Gage Heeszel, the member manager for the club and fourth-year managerial economics major, said that the club was hoping to use the cosplay event to fundraise for the Davis Anime Convention (DAiCon), a popular event the club used to host before the pandemic hit.
According to Avery Xiao, the secretary of the club and a second-year math major, DAiCon was a place for anime enthusiasts to sell their art and merchandise as well as attend guest speaker panels that once featured staff from Crunchyroll, an anime streaming service.
“Our goal right now is to start up our convention again on campus,” Heeszel said. “From what I know, it was a very big success in the past, and everyone really wants to see it return. We haven’t really had the funds to make it happen just yet, but hopefully, with the cost of the café and all of our other fundraising efforts, it’s going to happen.”
The club also hosts weekly meetings on Wednesdays and Thursdays during which members socialize and watch anime movies and shows, as well as participate in fun trivia activities.
Officers of the club pick anime to watch each quarter based on what they believe the club will like and whether the show is appropriate to the student audience; however, opinions on the latter are changing.
“This quarter, we [are] also branching out with shows,” Xiao said. “Normally, we show shows that are generally really safe to watch, but now [we’re] also branching into other genres like horror or really bloody fighting shows.”
Davis Anime Club also has several sub-clubs that cater to other types of media and entertainment members might enjoy, such as the Western Animation Club, which screens animated shows from outside of Japan; the Tabletop Club, which allows members to play board games or role-playing one-shot games; and the club’s official art team, which provides members a creative outlet in the anime community.
Overall, the club aims to provide a safe and inclusive space for its members to bond over their shared interest.
“We’re very closely tied with other communities,” Heeszel said. “Minority groups, the LGBTQ+ community — these groups are just very intrinsically baked into our community.

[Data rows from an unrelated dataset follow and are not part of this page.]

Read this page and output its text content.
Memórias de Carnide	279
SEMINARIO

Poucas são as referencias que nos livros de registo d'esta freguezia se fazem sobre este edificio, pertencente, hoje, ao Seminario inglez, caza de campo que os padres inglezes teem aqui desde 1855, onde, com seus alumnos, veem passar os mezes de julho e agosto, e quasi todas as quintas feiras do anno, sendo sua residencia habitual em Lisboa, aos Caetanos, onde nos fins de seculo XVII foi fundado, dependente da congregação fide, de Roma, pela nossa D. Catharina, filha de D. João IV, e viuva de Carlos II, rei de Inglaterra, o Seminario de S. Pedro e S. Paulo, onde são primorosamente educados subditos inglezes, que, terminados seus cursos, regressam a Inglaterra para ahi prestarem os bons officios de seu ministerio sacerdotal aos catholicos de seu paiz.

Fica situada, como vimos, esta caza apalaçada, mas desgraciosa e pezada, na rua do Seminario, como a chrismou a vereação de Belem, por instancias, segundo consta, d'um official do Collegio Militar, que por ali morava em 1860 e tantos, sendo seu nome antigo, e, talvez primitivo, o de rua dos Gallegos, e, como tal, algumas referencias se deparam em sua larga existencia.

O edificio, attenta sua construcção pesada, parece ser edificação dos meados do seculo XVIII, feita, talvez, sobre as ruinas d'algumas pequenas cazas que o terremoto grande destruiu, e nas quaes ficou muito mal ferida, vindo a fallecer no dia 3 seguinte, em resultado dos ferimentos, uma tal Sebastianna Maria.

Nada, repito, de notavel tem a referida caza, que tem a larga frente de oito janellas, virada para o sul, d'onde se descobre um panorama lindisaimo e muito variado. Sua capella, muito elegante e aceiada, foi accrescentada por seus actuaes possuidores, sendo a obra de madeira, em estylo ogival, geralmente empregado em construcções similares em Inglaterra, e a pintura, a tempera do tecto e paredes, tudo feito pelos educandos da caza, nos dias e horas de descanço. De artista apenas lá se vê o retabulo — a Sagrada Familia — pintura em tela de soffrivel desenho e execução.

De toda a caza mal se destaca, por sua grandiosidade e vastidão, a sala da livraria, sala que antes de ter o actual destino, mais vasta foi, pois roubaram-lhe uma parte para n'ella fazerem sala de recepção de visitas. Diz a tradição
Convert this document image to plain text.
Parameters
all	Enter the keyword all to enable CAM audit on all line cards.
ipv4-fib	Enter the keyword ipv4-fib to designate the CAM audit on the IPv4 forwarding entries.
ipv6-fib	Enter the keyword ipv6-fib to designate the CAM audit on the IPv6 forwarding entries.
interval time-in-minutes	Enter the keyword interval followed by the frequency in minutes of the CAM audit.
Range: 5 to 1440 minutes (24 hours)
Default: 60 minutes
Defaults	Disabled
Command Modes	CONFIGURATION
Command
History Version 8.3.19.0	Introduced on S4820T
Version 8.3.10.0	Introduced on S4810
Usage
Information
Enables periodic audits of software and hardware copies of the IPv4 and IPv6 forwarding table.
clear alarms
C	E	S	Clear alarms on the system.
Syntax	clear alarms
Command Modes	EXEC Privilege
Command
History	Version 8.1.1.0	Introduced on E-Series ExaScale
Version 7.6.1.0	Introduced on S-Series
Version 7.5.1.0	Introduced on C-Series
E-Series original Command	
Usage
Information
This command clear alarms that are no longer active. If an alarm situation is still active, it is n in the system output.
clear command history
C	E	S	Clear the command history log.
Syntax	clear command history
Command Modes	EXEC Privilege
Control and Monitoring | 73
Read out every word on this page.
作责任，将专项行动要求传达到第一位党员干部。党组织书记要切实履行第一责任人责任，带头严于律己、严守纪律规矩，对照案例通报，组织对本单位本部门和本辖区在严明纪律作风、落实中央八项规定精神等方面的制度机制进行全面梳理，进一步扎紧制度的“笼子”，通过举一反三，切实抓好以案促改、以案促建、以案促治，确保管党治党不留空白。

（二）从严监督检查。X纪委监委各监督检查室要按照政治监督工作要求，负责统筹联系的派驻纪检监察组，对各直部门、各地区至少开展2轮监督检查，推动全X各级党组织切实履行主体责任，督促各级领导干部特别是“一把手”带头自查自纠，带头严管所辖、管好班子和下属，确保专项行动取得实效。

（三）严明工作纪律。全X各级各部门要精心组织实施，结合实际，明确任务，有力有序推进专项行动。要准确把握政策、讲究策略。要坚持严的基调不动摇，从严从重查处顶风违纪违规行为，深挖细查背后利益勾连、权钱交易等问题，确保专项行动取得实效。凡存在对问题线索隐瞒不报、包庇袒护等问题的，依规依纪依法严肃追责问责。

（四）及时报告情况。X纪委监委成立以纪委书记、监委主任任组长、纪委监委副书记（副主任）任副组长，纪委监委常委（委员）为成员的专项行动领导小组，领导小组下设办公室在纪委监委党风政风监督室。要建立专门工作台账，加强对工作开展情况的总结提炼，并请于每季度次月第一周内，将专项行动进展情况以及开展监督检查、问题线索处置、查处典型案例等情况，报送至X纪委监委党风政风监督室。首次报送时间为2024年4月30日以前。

We do different things to make people feel welcome.”
Mickaela Del Ponzo, the graphic designer for the club and a third-year design major, also attributes the club’s welcoming nature to its large size.
“[Davis Anime Club] is truly made with the club members in mind,” Del Ponzo said via Discord direct messaging. “Our officers are always discussing how to create anime line-ups and events that our members will enjoy.”
Additionally, according to Del Ponzo, officers of the club will check in on members through surveys to make sure they feel heard.
Heeszel said that the club has grown quickly at UC Davis because people have become more open-minded in their tastes for entertainment.
“In recent years, people have been allowing themselves to be freer and to enjoy different things because [anime] was definitely seen as cringe for a while,” Heeszel said.
However, despite anime’s new-found popularity and the club’s high member count, meeting participation has stagnated due to the pandemic.
“Our club meetings are relatively small, especially later in the quarter because of midterms,” Xiao said. “We’re hoping to advertise our clubs more so that we can have a full classroom of people watching anime together. Before quarantine, according to our seniors, the classrooms would be full and there would be a lot of talking and socializing. It would be really nice to bring back those kinds of days.”